Indent current line “appropriately” in a mode-dependent fashion.

LFD

Perform RET followed by TAB (newline-and-indent).

M-^

Merge two lines (delete-indentation). This would cancel out the effect of LFD.

C-M-o

Split line at point; text on the line after point becomes a new line indented to the same column that it now starts in (split-line).

M-m

Move (forward or back) to the first non-blank character on the current line (back-to-indentation).

C-M-\

Indent several lines to same column (indent-region).

C-x TAB

Shift block of lines rigidly right or left (indent-rigidly).

M-i

Indent from point to the next prespecified tab stop column (tab-to-tab-stop).

M-x indent-relative

Indent from point to under an indentation point in the previous line.

Most programming languages have some indentation convention. For Lisp code, lines are indented according to their nesting in parentheses. The same general idea is used for C code, though details differ.
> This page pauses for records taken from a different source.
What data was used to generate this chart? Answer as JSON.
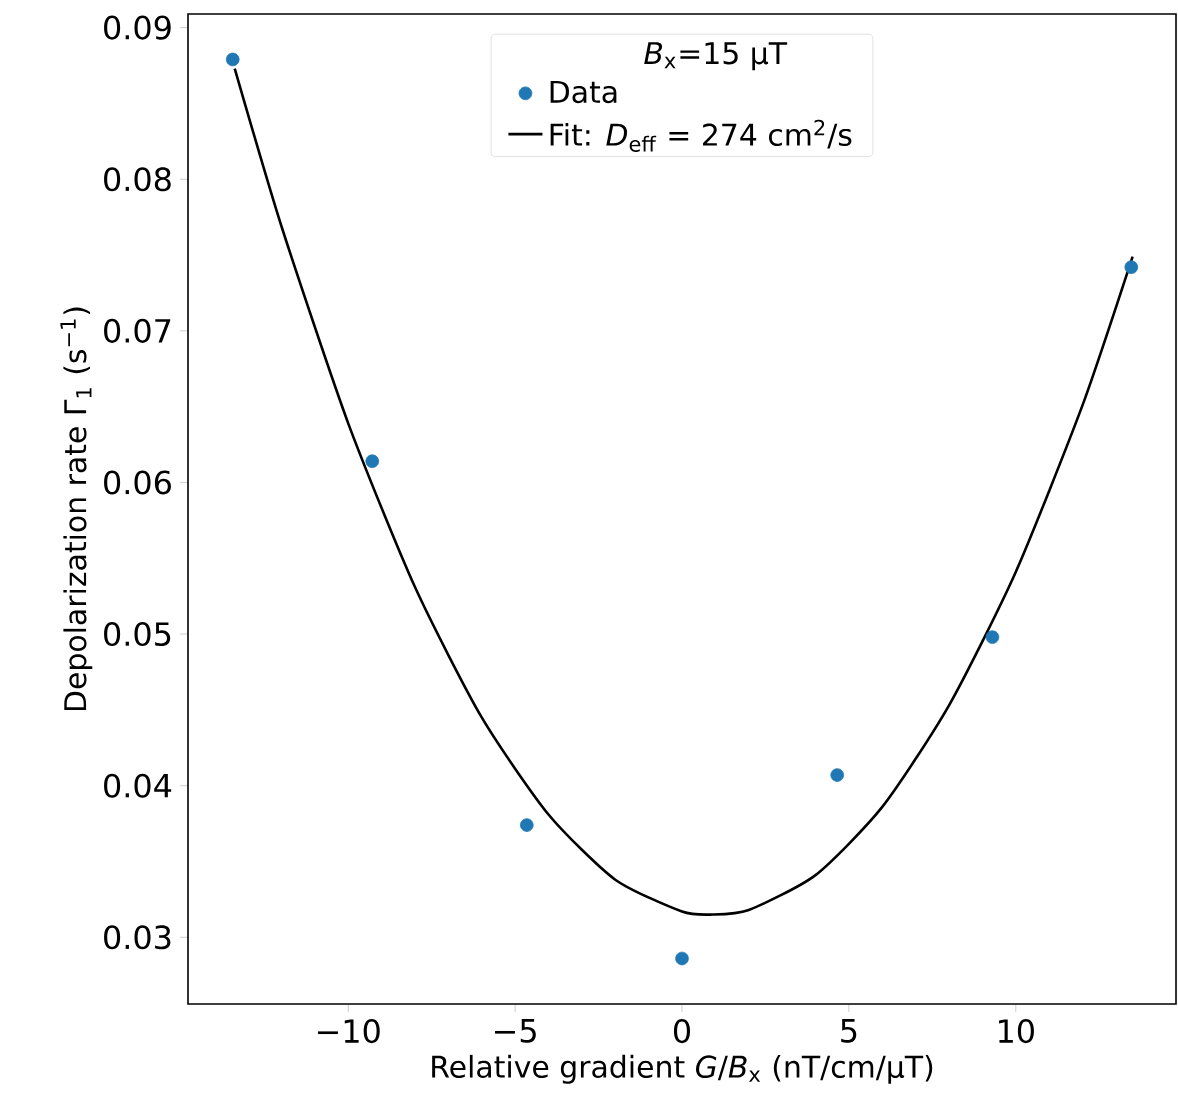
{
  "chart_data": {
    "type": "scatter",
    "xlabel": "Relative gradient *G*/*B*$_{x}$ (nT/cm/µT)",
    "ylabel": "Depolarization rate Γ$_{1}$ (s$^{−1}$)",
    "legend_title": "*B*$_{x}$=15 µT",
    "xlim": [
      -14.8,
      14.8
    ],
    "ylim": [
      0.0256,
      0.0909
    ],
    "xticks": [
      {
        "value": -10,
        "label": "−10"
      },
      {
        "value": -5,
        "label": "−5"
      },
      0,
      5,
      10
    ],
    "yticks": [
      0.03,
      0.04,
      0.05,
      0.06,
      0.07,
      0.08,
      0.09
    ],
    "legend": "top",
    "grid": false,
    "series": [
      {
        "name": "Data",
        "marker": "circle",
        "color": "#1f77b4",
        "x": [
          -13.46,
          -9.28,
          -4.65,
          0,
          4.65,
          9.3,
          13.46
        ],
        "values": [
          0.0879,
          0.0614,
          0.0374,
          0.0286,
          0.0407,
          0.0498,
          0.0742
        ]
      },
      {
        "name": "Fit: *D*$_{eff}$ = 274 cm$^{2}$/s",
        "type": "line",
        "marker": "none",
        "line_style": "solid",
        "color": "#000000",
        "x": [
          -13.4,
          -12,
          -10,
          -8,
          -6,
          -4,
          -2,
          0,
          0.9,
          2,
          4,
          6,
          8,
          10,
          12,
          13.5
        ],
        "values": [
          0.0873,
          0.0769,
          0.0639,
          0.0531,
          0.0445,
          0.0381,
          0.0338,
          0.0317,
          0.0315,
          0.0318,
          0.0341,
          0.0386,
          0.0453,
          0.0541,
          0.0651,
          0.0749
        ]
      }
    ]
  }
}
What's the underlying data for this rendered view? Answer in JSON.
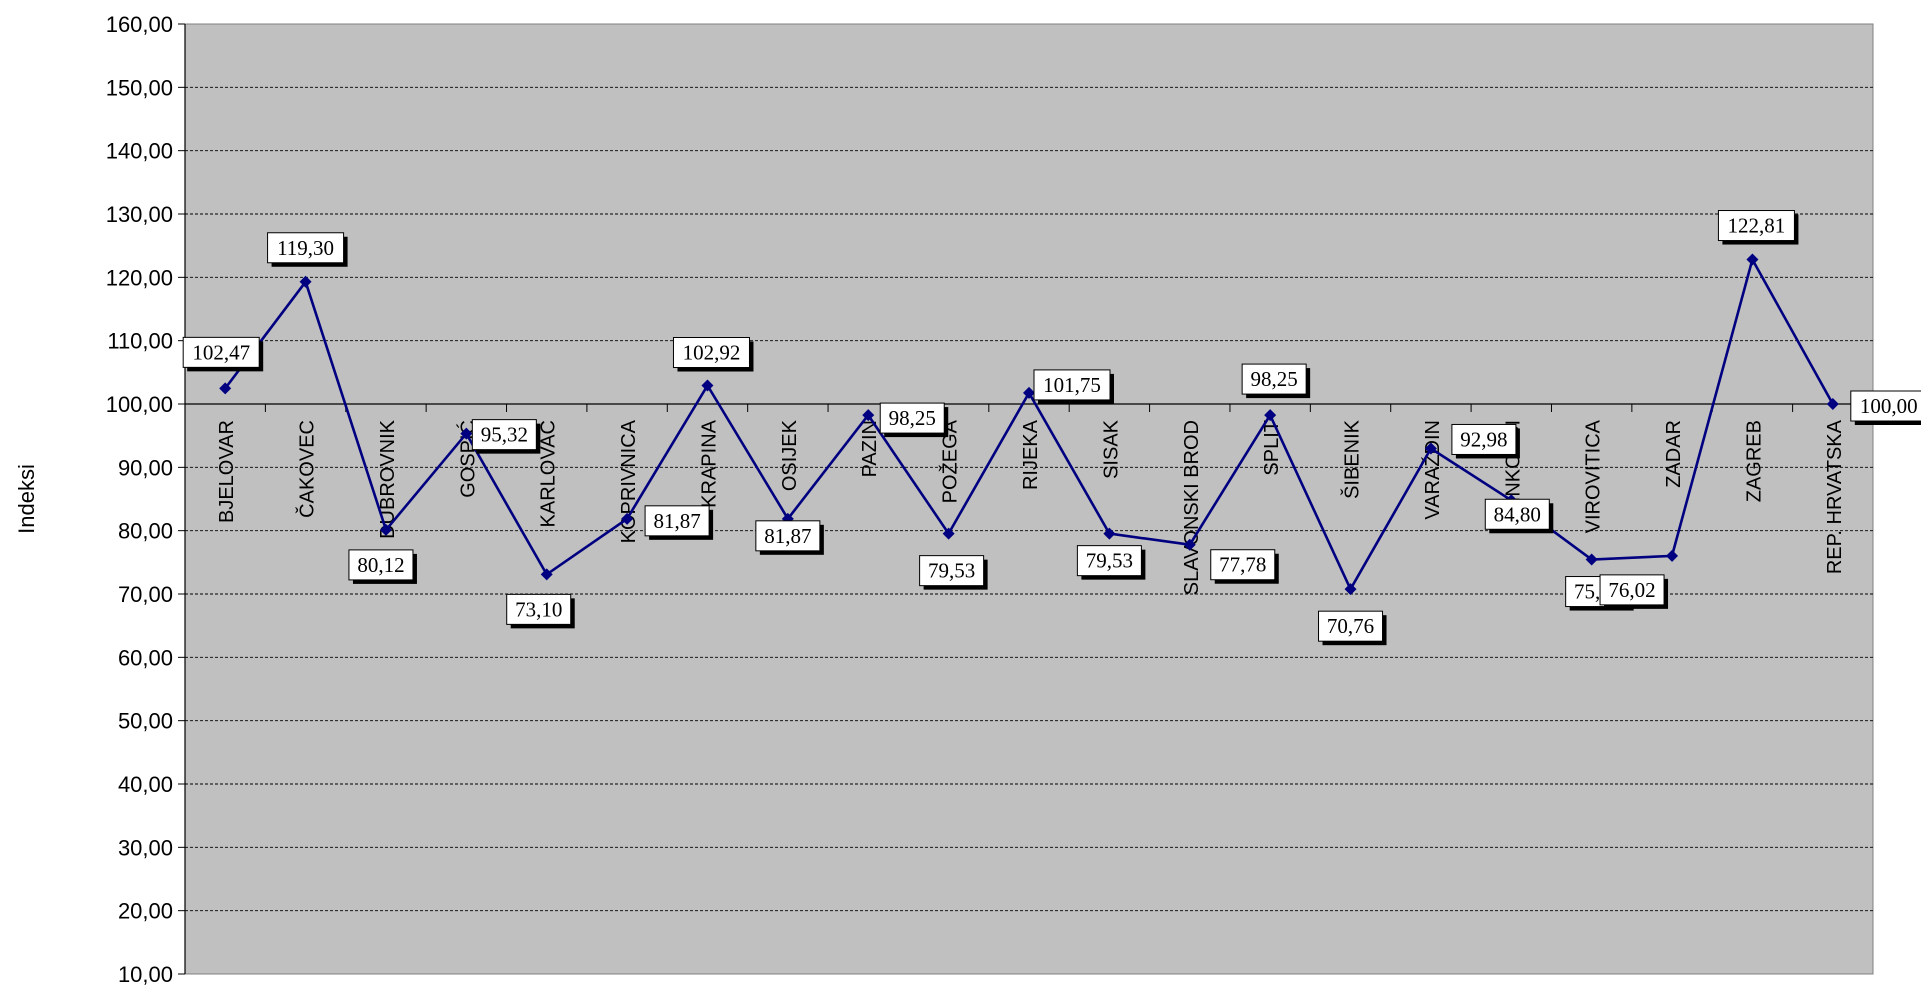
{
  "chart_data": {
    "type": "line",
    "title": "",
    "xlabel": "",
    "ylabel": "Indeksi",
    "ylim": [
      10,
      160
    ],
    "yticks": [
      "10,00",
      "20,00",
      "30,00",
      "40,00",
      "50,00",
      "60,00",
      "70,00",
      "80,00",
      "90,00",
      "100,00",
      "110,00",
      "120,00",
      "130,00",
      "140,00",
      "150,00",
      "160,00"
    ],
    "categories": [
      "BJELOVAR",
      "ČAKOVEC",
      "DUBROVNIK",
      "GOSPIĆ",
      "KARLOVAC",
      "KOPRIVNICA",
      "KRAPINA",
      "OSIJEK",
      "PAZIN",
      "POŽEGA",
      "RIJEKA",
      "SISAK",
      "SLAVONSKI BROD",
      "SPLIT",
      "ŠIBENIK",
      "VARAŽDIN",
      "VINKOVCI",
      "VIROVITICA",
      "ZADAR",
      "ZAGREB",
      "REP. HRVATSKA"
    ],
    "series": [
      {
        "values": [
          102.47,
          119.3,
          80.12,
          95.32,
          73.1,
          81.87,
          102.92,
          81.87,
          98.25,
          79.53,
          101.75,
          79.53,
          77.78,
          98.25,
          70.76,
          92.98,
          84.8,
          75.44,
          76.02,
          122.81,
          100.0
        ],
        "labels": [
          "102,47",
          "119,30",
          "80,12",
          "95,32",
          "73,10",
          "81,87",
          "102,92",
          "81,87",
          "98,25",
          "79,53",
          "101,75",
          "79,53",
          "77,78",
          "98,25",
          "70,76",
          "92,98",
          "84,80",
          "75,44",
          "76,02",
          "122,81",
          "100,00"
        ]
      }
    ],
    "colors": {
      "line": "#000080",
      "plot_background": "#c0c0c0",
      "grid": "#000000"
    },
    "grid": true,
    "category_axis_crosses_at": 100
  }
}
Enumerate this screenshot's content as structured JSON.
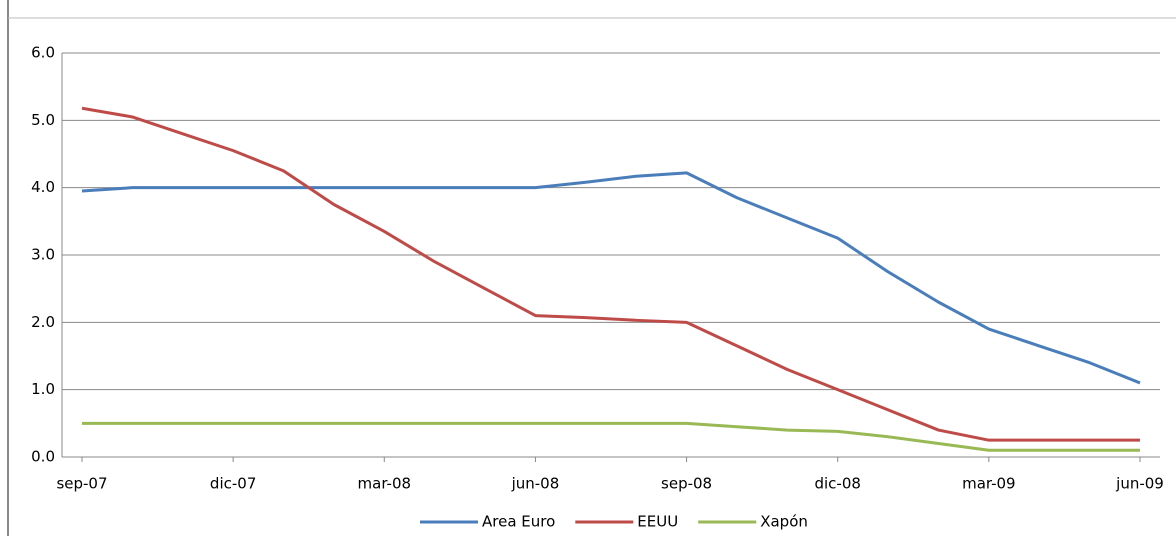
{
  "chart_data": {
    "type": "line",
    "categories": [
      "sep-07",
      null,
      null,
      "dic-07",
      null,
      null,
      "mar-08",
      null,
      null,
      "jun-08",
      null,
      null,
      "sep-08",
      null,
      null,
      "dic-08",
      null,
      null,
      "mar-09",
      null,
      null,
      "jun-09"
    ],
    "series": [
      {
        "name": "Area Euro",
        "color": "#4a7ebb",
        "values": [
          3.95,
          4.0,
          4.0,
          4.0,
          4.0,
          4.0,
          4.0,
          4.0,
          4.0,
          4.0,
          4.08,
          4.17,
          4.22,
          3.85,
          3.55,
          3.25,
          2.75,
          2.3,
          1.9,
          1.65,
          1.4,
          1.1
        ]
      },
      {
        "name": "EEUU",
        "color": "#be4b48",
        "values": [
          5.18,
          5.05,
          4.8,
          4.55,
          4.25,
          3.75,
          3.35,
          2.9,
          2.5,
          2.1,
          2.07,
          2.03,
          2.0,
          1.65,
          1.3,
          1.0,
          0.7,
          0.4,
          0.25,
          0.25,
          0.25,
          0.25
        ]
      },
      {
        "name": "Xapón",
        "color": "#98b954",
        "values": [
          0.5,
          0.5,
          0.5,
          0.5,
          0.5,
          0.5,
          0.5,
          0.5,
          0.5,
          0.5,
          0.5,
          0.5,
          0.5,
          0.45,
          0.4,
          0.38,
          0.3,
          0.2,
          0.1,
          0.1,
          0.1,
          0.1
        ]
      }
    ],
    "ylim": [
      0,
      6
    ],
    "yticks": [
      {
        "value": 0,
        "label": "0.0"
      },
      {
        "value": 1,
        "label": "1.0"
      },
      {
        "value": 2,
        "label": "2.0"
      },
      {
        "value": 3,
        "label": "3.0"
      },
      {
        "value": 4,
        "label": "4.0"
      },
      {
        "value": 5,
        "label": "5.0"
      },
      {
        "value": 6,
        "label": "6.0"
      }
    ],
    "grid": true,
    "legend": "bottom"
  }
}
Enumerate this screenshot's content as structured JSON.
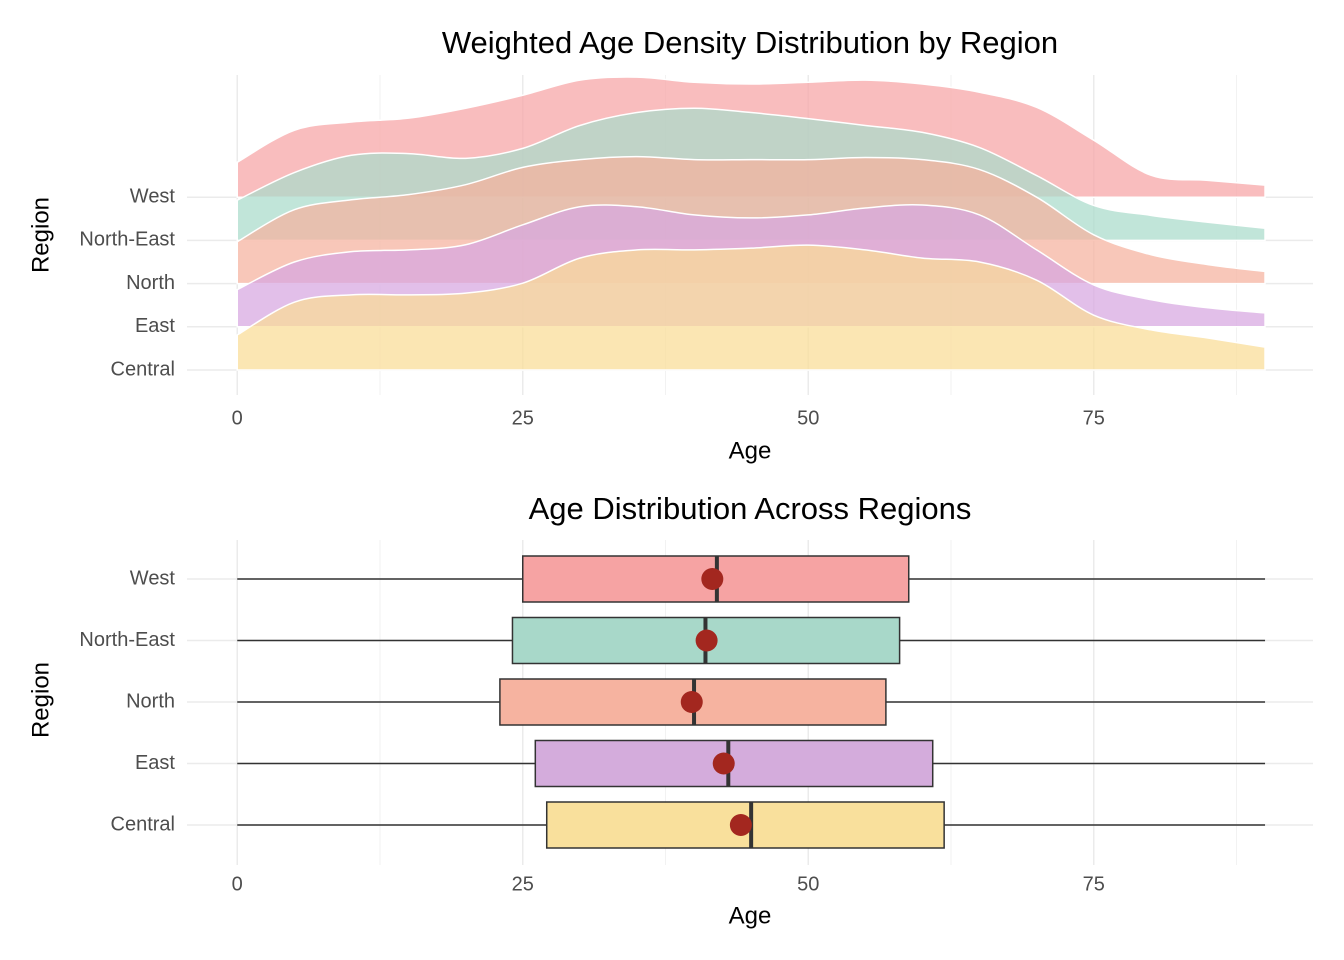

Use the TAB command to indent a line whatever the language. Each major mode defines this command to perform indentation appropriate for the particular language. In Lisp mode, TAB aligns a line according to its depth in parentheses. No matter where in the line you are when you type TAB, it aligns the line as a whole. In C mode, TAB implements a subtle and sophisticated indentation style that knows about many aspects of C syntax.

In Text mode, TAB runs the command tab-to-tab-stop, which indents to the next tab stop column. You can set the tab stops with M-x edit-tab-stops.